À peu près au même âge que la jeune mariée d'aujourd'hui, elle se dévouait sans relâche au sein des équipes de sauvetage qui volaient au secours des victimes de la ville de Londres cruellement attaquée. Elle était restée dans la capitale avec toute la famille royale et avec les siens qui subissaient stoïquement les pires bombardements.
C'est sur cette force tranquille et sur cette résistance opiniâtre de la famille royale que put s'appuyer l'indomptable Churchill qui, dans la nuit noire de l'Occupation désespérante, faisait briller malgré tout l'espoir. Sans lui, sans eux, la guerre contre le nazisme eût été perdue et l'on sait trop ce qu'il serait advenu alors de nos deux pays et du reste de l'Europe.
C'est dans ce courage tranquille et indomptable que réside la noblesse de cette famille. C'est ce qui enracine et fortifie cette monarchie dont on a vu combien elle a pu aujourd'hui séduire les foules.
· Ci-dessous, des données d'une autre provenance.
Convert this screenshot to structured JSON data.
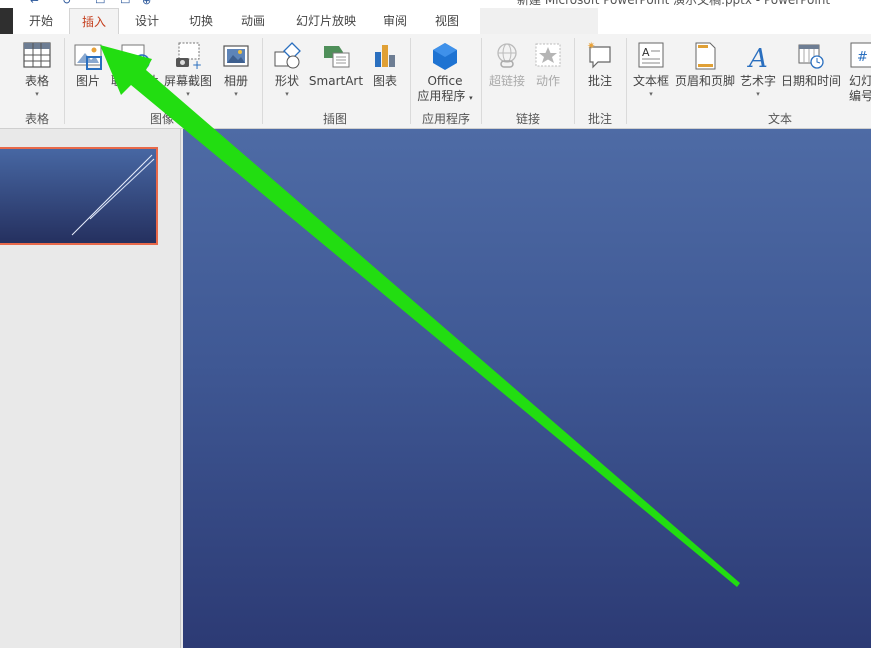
{
  "window": {
    "title": "新建 Microsoft PowerPoint 演示文稿.pptx - PowerPoint"
  },
  "tabs": [
    {
      "label": "开始"
    },
    {
      "label": "插入"
    },
    {
      "label": "设计"
    },
    {
      "label": "切换"
    },
    {
      "label": "动画"
    },
    {
      "label": "幻灯片放映"
    },
    {
      "label": "审阅"
    },
    {
      "label": "视图"
    }
  ],
  "active_tab": "插入",
  "ribbon": {
    "table_button": "表格",
    "picture_button": "图片",
    "online_picture_button": "联机图片",
    "screenshot_button": "屏幕截图",
    "album_button": "相册",
    "shapes_button": "形状",
    "smartart_button": "SmartArt",
    "chart_button": "图表",
    "office_apps_line1": "Office",
    "office_apps_line2": "应用程序",
    "hyperlink_button": "超链接",
    "action_button": "动作",
    "comment_button": "批注",
    "textbox_button": "文本框",
    "header_footer_button": "页眉和页脚",
    "wordart_button": "艺术字",
    "datetime_button": "日期和时间",
    "slide_number_line1": "幻灯",
    "slide_number_line2": "编号"
  },
  "groups": {
    "tables": "表格",
    "images": "图像",
    "illustrations": "插图",
    "apps": "应用程序",
    "links": "链接",
    "comments": "批注",
    "text": "文本"
  },
  "colors": {
    "accent_tab": "#c43e1c",
    "annotation_arrow": "#22dd11",
    "slide_top": "#4e6ba5",
    "slide_bottom": "#2c3a74",
    "thumb_border": "#e8694a"
  }
}
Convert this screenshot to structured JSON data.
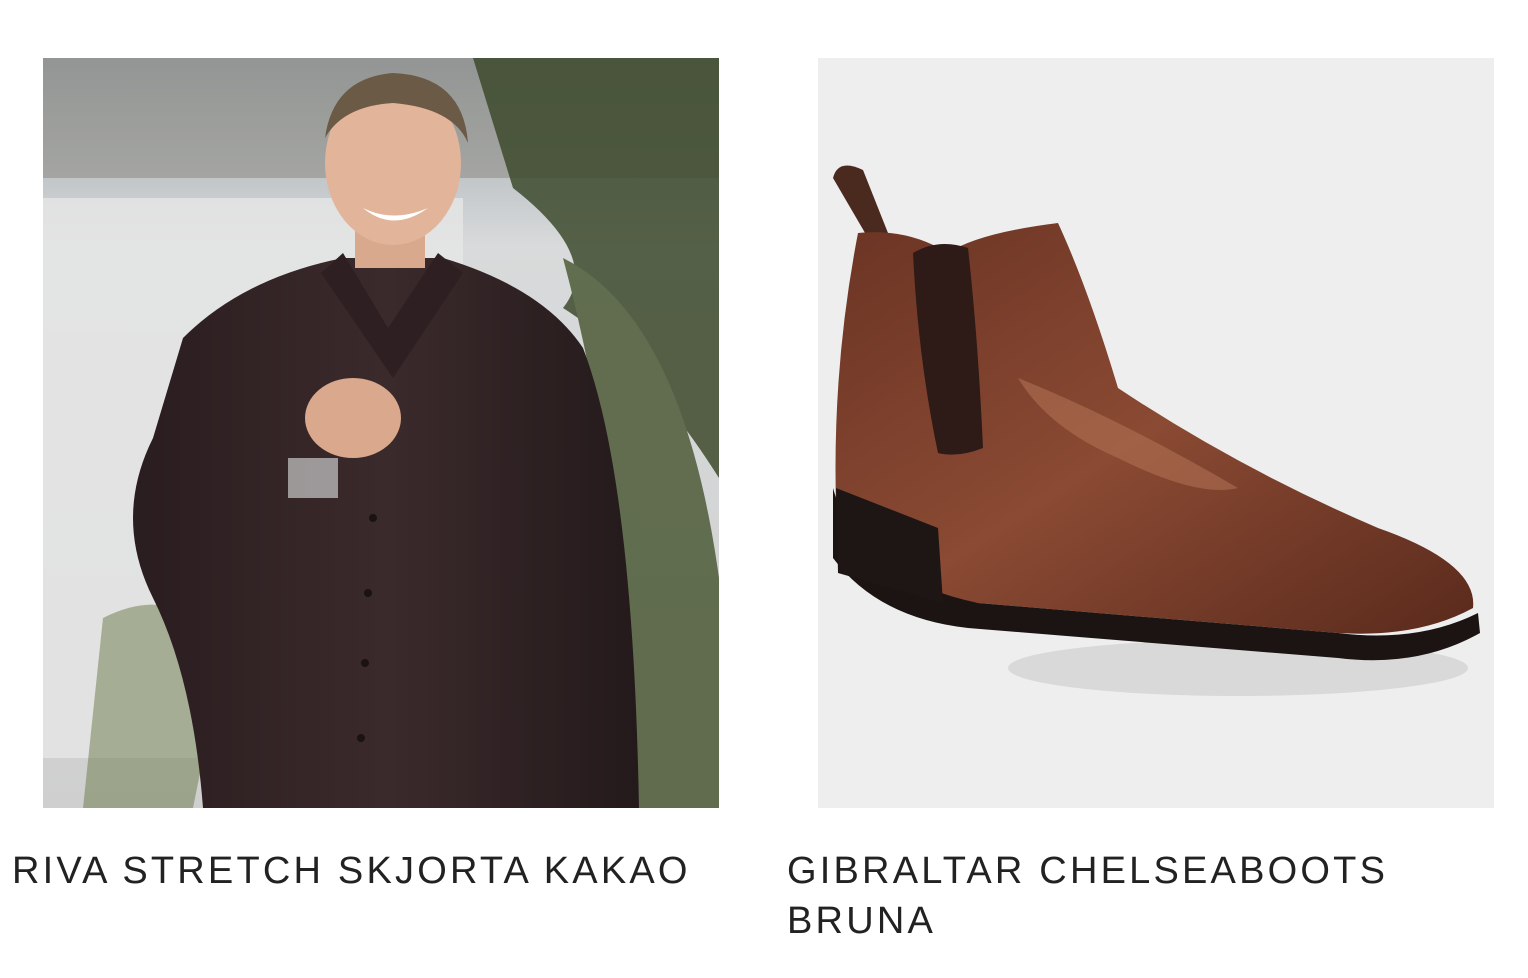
{
  "products": [
    {
      "title": "RIVA STRETCH SKJORTA KAKAO",
      "image": "man-in-dark-brown-shirt-photo",
      "image_background": "#d9d9d9"
    },
    {
      "title": "GIBRALTAR CHELSEABOOTS BRUNA",
      "image": "brown-chelsea-boot-photo",
      "image_background": "#eeeeee"
    }
  ]
}
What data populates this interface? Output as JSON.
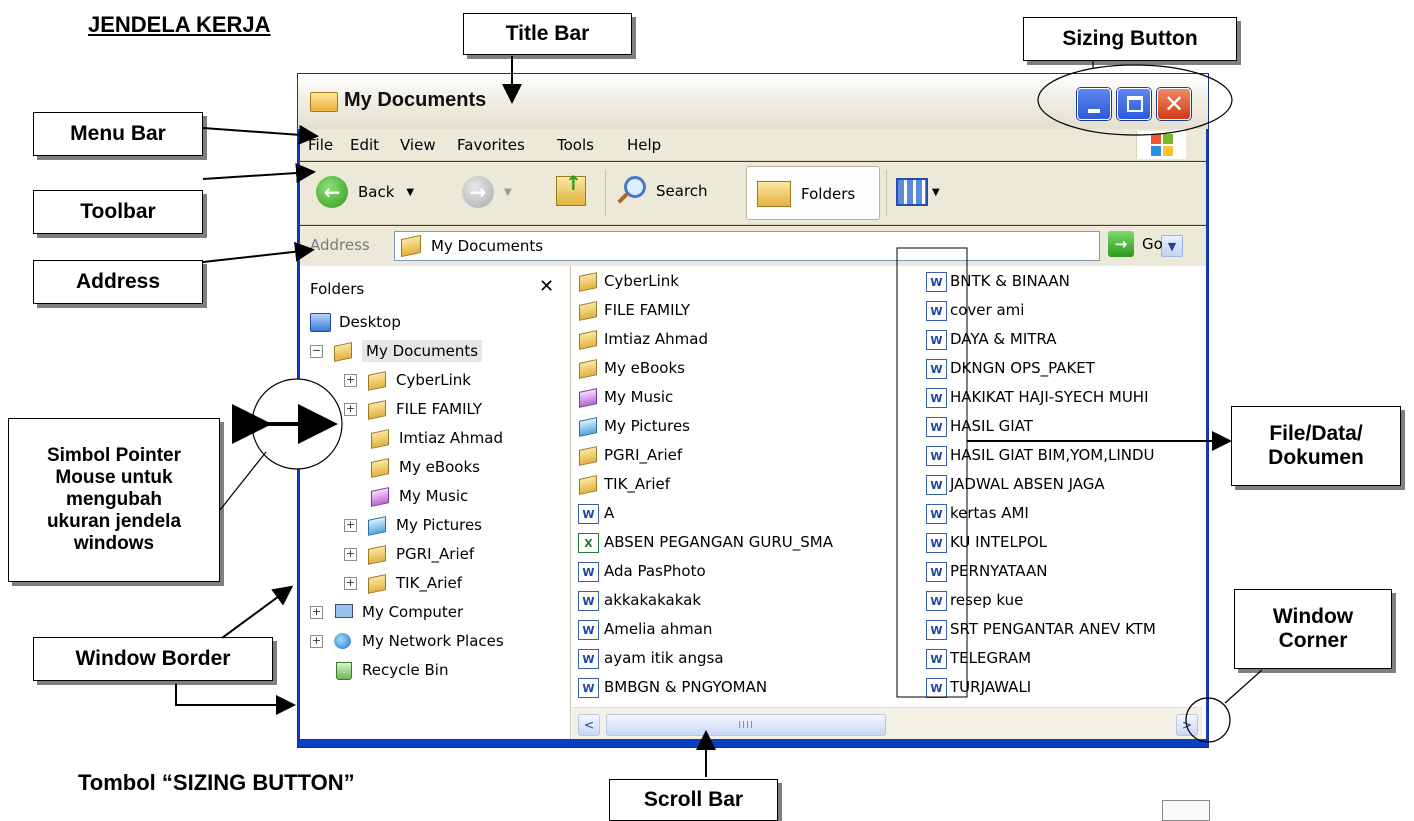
{
  "heading": "JENDELA KERJA",
  "caption": "Tombol “SIZING BUTTON”",
  "labels": {
    "title_bar": "Title Bar",
    "sizing_button": "Sizing Button",
    "menu_bar": "Menu Bar",
    "toolbar": "Toolbar",
    "address": "Address",
    "pointer_line1": "Simbol Pointer",
    "pointer_line2": "Mouse untuk",
    "pointer_line3": "mengubah",
    "pointer_line4": "ukuran jendela",
    "pointer_line5": "windows",
    "file_data_line1": "File/Data/",
    "file_data_line2": "Dokumen",
    "window_corner_line1": "Window",
    "window_corner_line2": "Corner",
    "window_border": "Window Border",
    "scroll_bar": "Scroll Bar"
  },
  "window": {
    "title": "My Documents",
    "close_glyph": "✕"
  },
  "menu": [
    "File",
    "Edit",
    "View",
    "Favorites",
    "Tools",
    "Help"
  ],
  "toolbar": {
    "back": "Back",
    "search": "Search",
    "folders": "Folders"
  },
  "address": {
    "label": "Address",
    "value": "My Documents",
    "go": "Go"
  },
  "folders_pane": {
    "title": "Folders",
    "close": "✕",
    "tree": [
      {
        "label": "Desktop",
        "icon": "desktop-icon",
        "expander": ""
      },
      {
        "label": "My Documents",
        "icon": "my-documents-icon",
        "expander": "−"
      },
      {
        "label": "CyberLink",
        "icon": "folder-icon",
        "expander": "+"
      },
      {
        "label": "FILE FAMILY",
        "icon": "folder-icon",
        "expander": "+"
      },
      {
        "label": "Imtiaz Ahmad",
        "icon": "folder-icon",
        "expander": ""
      },
      {
        "label": "My eBooks",
        "icon": "folder-icon",
        "expander": ""
      },
      {
        "label": "My Music",
        "icon": "music-folder-icon",
        "expander": ""
      },
      {
        "label": "My Pictures",
        "icon": "pictures-folder-icon",
        "expander": "+"
      },
      {
        "label": "PGRI_Arief",
        "icon": "folder-icon",
        "expander": "+"
      },
      {
        "label": "TIK_Arief",
        "icon": "folder-icon",
        "expander": "+"
      },
      {
        "label": "My Computer",
        "icon": "computer-icon",
        "expander": "+"
      },
      {
        "label": "My Network Places",
        "icon": "network-icon",
        "expander": "+"
      },
      {
        "label": "Recycle Bin",
        "icon": "recycle-bin-icon",
        "expander": ""
      }
    ]
  },
  "files_col1": [
    {
      "name": "CyberLink",
      "icon": "folder"
    },
    {
      "name": "FILE FAMILY",
      "icon": "folder"
    },
    {
      "name": "Imtiaz Ahmad",
      "icon": "folder"
    },
    {
      "name": "My eBooks",
      "icon": "folder"
    },
    {
      "name": "My Music",
      "icon": "music"
    },
    {
      "name": "My Pictures",
      "icon": "pics"
    },
    {
      "name": "PGRI_Arief",
      "icon": "folder"
    },
    {
      "name": "TIK_Arief",
      "icon": "folder"
    },
    {
      "name": "A",
      "icon": "doc"
    },
    {
      "name": "ABSEN PEGANGAN GURU_SMA",
      "icon": "xls"
    },
    {
      "name": "Ada PasPhoto",
      "icon": "doc"
    },
    {
      "name": "akkakakakak",
      "icon": "doc"
    },
    {
      "name": "Amelia ahman",
      "icon": "doc"
    },
    {
      "name": "ayam itik angsa",
      "icon": "doc"
    },
    {
      "name": "BMBGN & PNGYOMAN",
      "icon": "doc"
    }
  ],
  "files_col2": [
    "BNTK & BINAAN",
    "cover ami",
    "DAYA & MITRA",
    "DKNGN OPS_PAKET",
    "HAKIKAT HAJI-SYECH MUHI",
    "HASIL GIAT",
    "HASIL GIAT BIM,YOM,LINDU",
    "JADWAL ABSEN JAGA",
    "kertas AMI",
    "KU INTELPOL",
    "PERNYATAAN",
    "resep kue",
    "SRT PENGANTAR ANEV KTM",
    "TELEGRAM",
    "TURJAWALI"
  ],
  "scrollbar": {
    "left": "<",
    "right": ">",
    "grip": "IIII"
  },
  "colors": {
    "xp_blue": "#0a3fc4",
    "chrome": "#ece9d8",
    "close_red": "#cf3a14"
  }
}
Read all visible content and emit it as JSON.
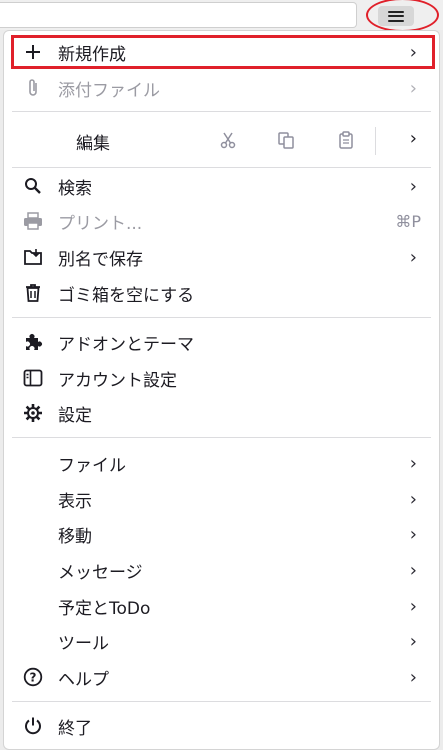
{
  "toolbar": {
    "menu_button_icon": "hamburger-icon"
  },
  "menu": {
    "new": {
      "label": "新規作成",
      "arrow": "›"
    },
    "attach": {
      "label": "添付ファイル",
      "arrow": "›"
    },
    "edit": {
      "label": "編集",
      "arrow": "›",
      "cut_icon": "scissors-icon",
      "copy_icon": "copy-icon",
      "paste_icon": "clipboard-icon"
    },
    "find": {
      "label": "検索",
      "arrow": "›"
    },
    "print": {
      "label": "プリント...",
      "shortcut": "⌘P"
    },
    "save_as": {
      "label": "別名で保存",
      "arrow": "›"
    },
    "empty_trash": {
      "label": "ゴミ箱を空にする"
    },
    "addons": {
      "label": "アドオンとテーマ"
    },
    "account_settings": {
      "label": "アカウント設定"
    },
    "settings": {
      "label": "設定"
    },
    "file": {
      "label": "ファイル",
      "arrow": "›"
    },
    "view": {
      "label": "表示",
      "arrow": "›"
    },
    "go": {
      "label": "移動",
      "arrow": "›"
    },
    "message": {
      "label": "メッセージ",
      "arrow": "›"
    },
    "events_tasks": {
      "label": "予定とToDo",
      "arrow": "›"
    },
    "tools": {
      "label": "ツール",
      "arrow": "›"
    },
    "help": {
      "label": "ヘルプ",
      "arrow": "›"
    },
    "quit": {
      "label": "終了"
    }
  },
  "colors": {
    "highlight": "#e0202a",
    "disabled": "#9b9ba3"
  }
}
Certes, ce faste peut paraître désuet, mais il est apprécié malgré les critiques, et les nouveaux mariés ont séduit par leur jeunesse, leur sourire, leur charme et leur spontanéité. Certes, la monarchie en question a vu diminuer sa puissance et son rayonnement dans le monde, mais ce qu'elle fut durant ce conflit restera dans l'Histoire et doit demeurer dans le souvenir de tous, car notre vie en fut marquée.
Nul ne connaît l'avenir, mais, dans ce présent lui aussi tourmenté, face à l'évolution incertaine d'un monde en plein changement, cette grande Dame apparaît encore aujourd'hui comme le symbole de la liberté que proposent, promeuvent, défendent et donnent en exemple à l'univers les démocraties.
En ce jour heureux, il fallait rendre hommage à la Reine, lui dire, ainsi qu'à tout son peuple, notre reconnaissance.